En estos momentos existe el peligro de que nuestra ignorancia sobre los efectos de la globalización nos lleve a cometer errores. En el caso de los bancos centrales, ese desconocimiento puede conducirles, en su afán por no dañar el crecimiento, a minimizar el riesgo de inflación. Así, resultan significativas las dudas de la Reserva Federal, que teme las consecuencias sobre el sector inmobiliario de un aumento de los tipos de interés. Sabe que una caída incontrolada del precio de la vivienda puede acabar en una recesión, dado el elevado nivel de endeudamiento de las familias. Aún así, a medio plazo el mayor riesgo para la economía mundial proviene de una corrección desordenada de los desequilibrios de balanza de pagos. Unos desajustes que, en opinión del Fondo Monetario Internacional (FMI), no son sostenibles. La pérdida del actual apetito de los países emergentes por los activos en dólares daría lugar a fuertes turbulencias en los mercados financieros y a un rebrote del proteccionismo comercial.

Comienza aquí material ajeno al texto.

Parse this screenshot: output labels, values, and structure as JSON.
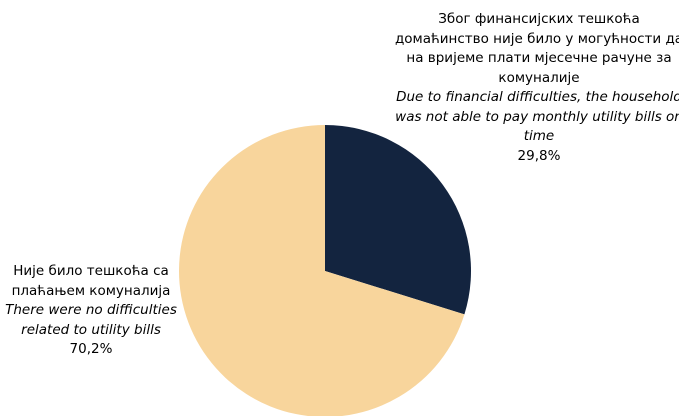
{
  "chart_data": {
    "type": "pie",
    "categories": [
      "Због финансијских тешкоћа домаћинство није било у могућности да на вријеме плати мјесечне рачуне за комуналије",
      "Није било тешкоћа са плаћањем комуналија"
    ],
    "categories_translation": [
      "Due to financial difficulties, the household was not able to pay monthly utility bills on time",
      "There were no difficulties related to utility bills"
    ],
    "values": [
      29.8,
      70.2
    ],
    "value_labels": [
      "29,8%",
      "70,2%"
    ],
    "colors": [
      "#13243f",
      "#f8d59c"
    ]
  }
}
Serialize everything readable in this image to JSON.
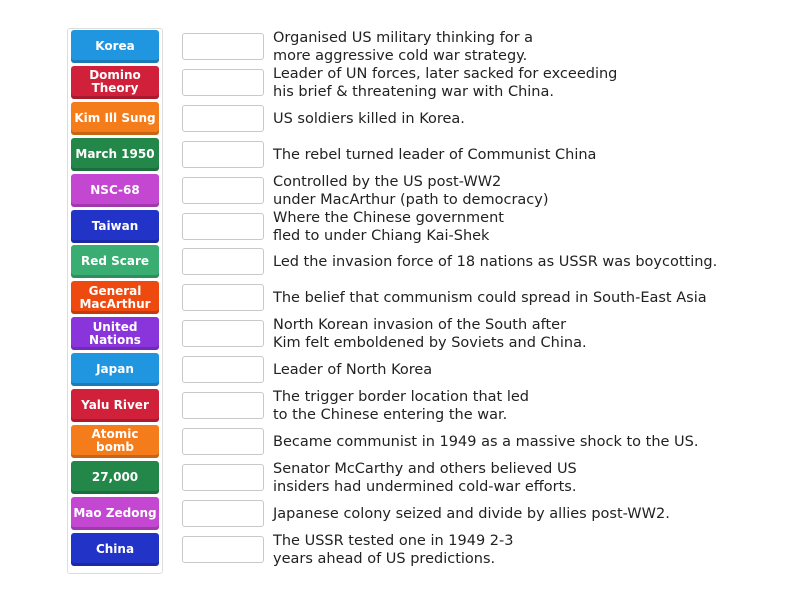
{
  "tiles": [
    {
      "label": "Korea",
      "color": "#2196e0"
    },
    {
      "label": "Domino Theory",
      "color": "#d0203a"
    },
    {
      "label": "Kim Ill Sung",
      "color": "#f57c1a"
    },
    {
      "label": "March 1950",
      "color": "#23874a"
    },
    {
      "label": "NSC-68",
      "color": "#c447d2"
    },
    {
      "label": "Taiwan",
      "color": "#2233c8"
    },
    {
      "label": "Red Scare",
      "color": "#3aae72"
    },
    {
      "label": "General MacArthur",
      "color": "#ee4a10"
    },
    {
      "label": "United Nations",
      "color": "#8a35dc"
    },
    {
      "label": "Japan",
      "color": "#2196e0"
    },
    {
      "label": "Yalu River",
      "color": "#d0203a"
    },
    {
      "label": "Atomic bomb",
      "color": "#f57c1a"
    },
    {
      "label": "27,000",
      "color": "#23874a"
    },
    {
      "label": "Mao Zedong",
      "color": "#c447d2"
    },
    {
      "label": "China",
      "color": "#2233c8"
    }
  ],
  "clues": [
    "Organised US military thinking for a\nmore aggressive cold war strategy.",
    "Leader of UN forces, later sacked for exceeding\nhis brief & threatening war with China.",
    "US soldiers killed in Korea.",
    "The rebel turned leader of Communist China",
    "Controlled by the US post-WW2\nunder MacArthur (path to democracy)",
    "Where the Chinese government\nfled to under Chiang Kai-Shek",
    "Led the invasion force of 18 nations as USSR was boycotting.",
    "The belief that communism could spread in South-East Asia",
    "North Korean invasion of the South after\nKim felt emboldened by Soviets and China.",
    "Leader of North Korea",
    "The trigger border location that led\nto the Chinese entering the war.",
    "Became communist in 1949 as a massive shock to the US.",
    "Senator McCarthy and others believed US\ninsiders had undermined cold-war efforts.",
    "Japanese colony seized and divide by allies post-WW2.",
    "The USSR tested one in 1949 2-3\nyears ahead of US predictions."
  ]
}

Sobre este telón de fondo boyante, pero vulnerable, las perspectivas a corto plazo de la economía española son buenas: 3,2% de crecimiento del PIB para 2007. De esta forma, continúa haciéndose compatible el proceso de convergencia con la UE, con una capacidad de generar empleo muy superior a la de nuestros socios europeos. Pero estos logros no deben hacernos caer en la autocomplacencia porque, aunque hay indicios esperanzadores, el modelo de crecimiento descansa en la fortaleza del consumo y, en general, de la demanda interna. Y los sectores más dinámicos son de baja productividad y de escaso contenido tecnológico (construcción, hostelería). Un patrón alimentado por las laxas condiciones monetarias de la Eurozona, que están dando lugar a un acelerado endeudamiento de las familias. La contrapartida de todo ello es un abultado déficit exterior que, de manera inevitable, trae a la memoria recuerdos de crisis en un pasado no tan lejano.

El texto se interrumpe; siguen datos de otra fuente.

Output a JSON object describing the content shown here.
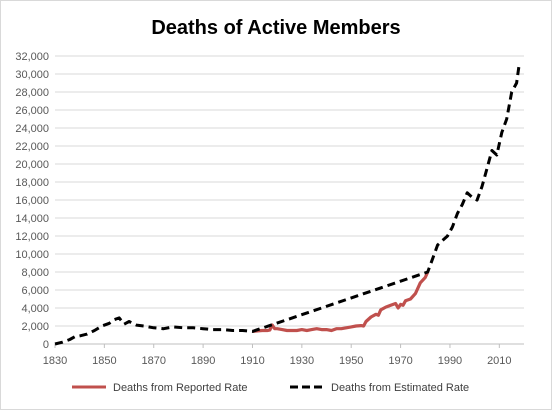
{
  "chart_data": {
    "type": "line",
    "title": "Deaths of Active Members",
    "xlabel": "",
    "ylabel": "",
    "xlim": [
      1830,
      2020
    ],
    "ylim": [
      0,
      32000
    ],
    "x_ticks": [
      1830,
      1850,
      1870,
      1890,
      1910,
      1930,
      1950,
      1970,
      1990,
      2010
    ],
    "x_tick_labels": [
      "1830",
      "1850",
      "1870",
      "1890",
      "1910",
      "1930",
      "1950",
      "1970",
      "1990",
      "2010"
    ],
    "y_ticks": [
      0,
      2000,
      4000,
      6000,
      8000,
      10000,
      12000,
      14000,
      16000,
      18000,
      20000,
      22000,
      24000,
      26000,
      28000,
      30000,
      32000
    ],
    "y_tick_labels": [
      "0",
      "2,000",
      "4,000",
      "6,000",
      "8,000",
      "10,000",
      "12,000",
      "14,000",
      "16,000",
      "18,000",
      "20,000",
      "22,000",
      "24,000",
      "26,000",
      "28,000",
      "30,000",
      "32,000"
    ],
    "grid": "horizontal",
    "legend_position": "bottom",
    "series": [
      {
        "name": "Deaths from Reported Rate",
        "color": "#c0504d",
        "style": "solid",
        "x": [
          1910,
          1912,
          1914,
          1916,
          1917,
          1918,
          1919,
          1920,
          1922,
          1924,
          1926,
          1928,
          1930,
          1932,
          1934,
          1936,
          1938,
          1940,
          1942,
          1944,
          1946,
          1948,
          1950,
          1952,
          1954,
          1955,
          1956,
          1958,
          1960,
          1961,
          1962,
          1964,
          1966,
          1968,
          1969,
          1970,
          1971,
          1972,
          1974,
          1976,
          1978,
          1980,
          1981
        ],
        "y": [
          1400,
          1450,
          1500,
          1500,
          1550,
          2100,
          1700,
          1700,
          1600,
          1500,
          1500,
          1500,
          1600,
          1500,
          1600,
          1700,
          1600,
          1600,
          1500,
          1700,
          1700,
          1800,
          1900,
          2000,
          2050,
          2000,
          2500,
          3000,
          3300,
          3200,
          3800,
          4100,
          4300,
          4500,
          4000,
          4400,
          4300,
          4800,
          5000,
          5600,
          6800,
          7400,
          8000
        ]
      },
      {
        "name": "Deaths from Estimated Rate",
        "color": "#000000",
        "style": "dashed",
        "x": [
          1830,
          1833,
          1836,
          1838,
          1840,
          1843,
          1846,
          1849,
          1852,
          1854,
          1856,
          1858,
          1860,
          1863,
          1866,
          1870,
          1874,
          1878,
          1882,
          1886,
          1890,
          1894,
          1898,
          1902,
          1906,
          1910,
          1981,
          1983,
          1985,
          1987,
          1989,
          1991,
          1993,
          1995,
          1997,
          1999,
          2001,
          2003,
          2005,
          2007,
          2009,
          2011,
          2013,
          2015,
          2017,
          2018
        ],
        "y": [
          0,
          200,
          500,
          800,
          900,
          1100,
          1500,
          2000,
          2300,
          2700,
          2900,
          2200,
          2500,
          2100,
          2000,
          1800,
          1700,
          1900,
          1800,
          1800,
          1700,
          1600,
          1600,
          1500,
          1500,
          1400,
          8000,
          9500,
          11000,
          11500,
          12000,
          13000,
          14500,
          15500,
          16800,
          16300,
          16000,
          17500,
          19500,
          21500,
          21000,
          23500,
          25000,
          28000,
          29000,
          31000
        ]
      }
    ]
  }
}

En principio cabría que pensar que, tras nuestra incorporación a la Unión Económica y Monetaria, ese déficit no representa como antaño una restricción financiera. Los inversores ya no se fijan en la nacionalidad del deudor, sino en su solvencia, que, en gran medida, es independiente de su país de origen. El problema en nuestro caso es que el desequilibrio exterior está relacionado con la pérdida de competitividad de la economía. El diferencial de precios con nuestros principales socios comerciales tiende a ensancharse, debido a la negativa evolución de los costes laborales y de los márgenes de sectores a resguardo de la competencia (servicios, construcción). El resultado es un retroceso en mercados extranjeros y una creciente penetración de importaciones, cuya principal damnificada es la industria. Este estado de cosas no es sostenible a largo plazo, lo cual significa que, a fin de evitar futuros ajustes del empleo, es preciso atemperar el empuje de la demanda y reforzar nuestra competitividad.

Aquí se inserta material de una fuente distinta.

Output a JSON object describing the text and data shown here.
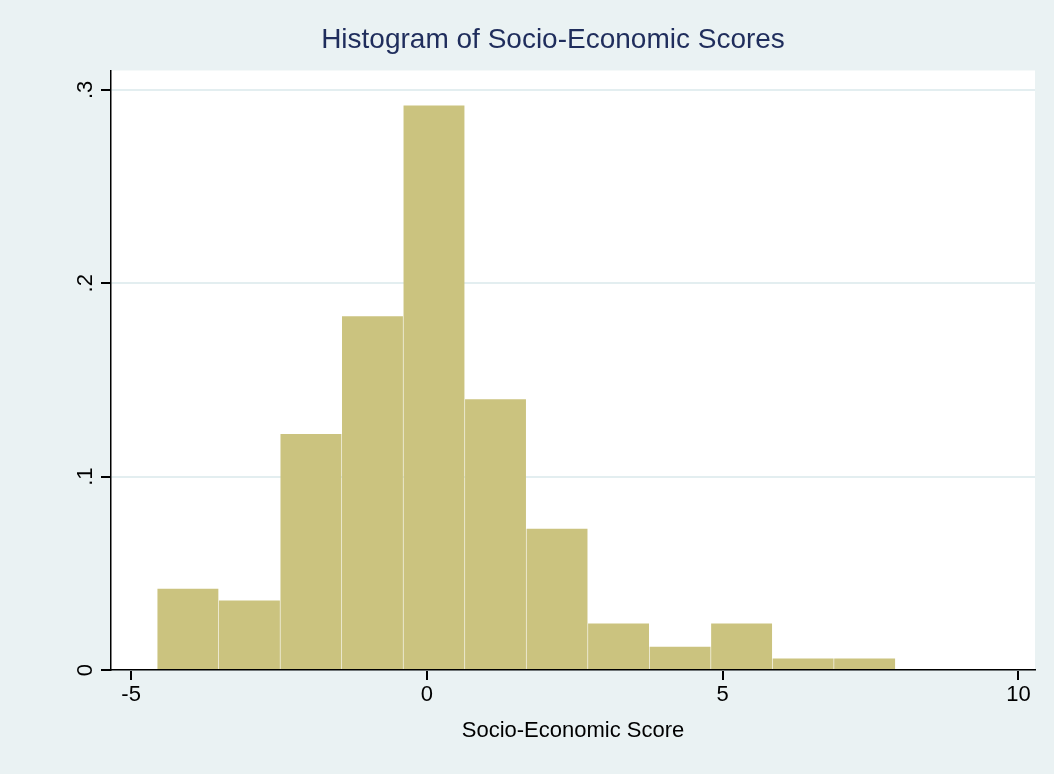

Para remediar ese estado de cosas el Gobierno ha aprobado el Plan Nacional de Reformas, cuyo propósito es incidir sobre aquellos aspectos que limitan el crecimiento potencial de la economía. De momento, su materialización sigue el calendario fijado, pero sus logros puede que no satisfagan las expectativas despertadas. Conviene recordar que en algunas materias el Estado tiene las competencias compartidas con las comunidades autónomas (vivienda, comercio interior). En otros casos el problema radica en el método de consenso que, como se ha demostrado en la reforma laboral, puede convertirse en una cortapisa para abordar temas espinosos (despido, negociación colectiva).

También se echa en falta, a tenor del proyecto de Presupuestos para 2007, un mayor protagonismo de la política presupuestaria en la contención de la demanda interna. Una política que parece vivir una etapa de transición hasta que se despejen las incógnitas sobre el nuevo sistema de financiación autonómica.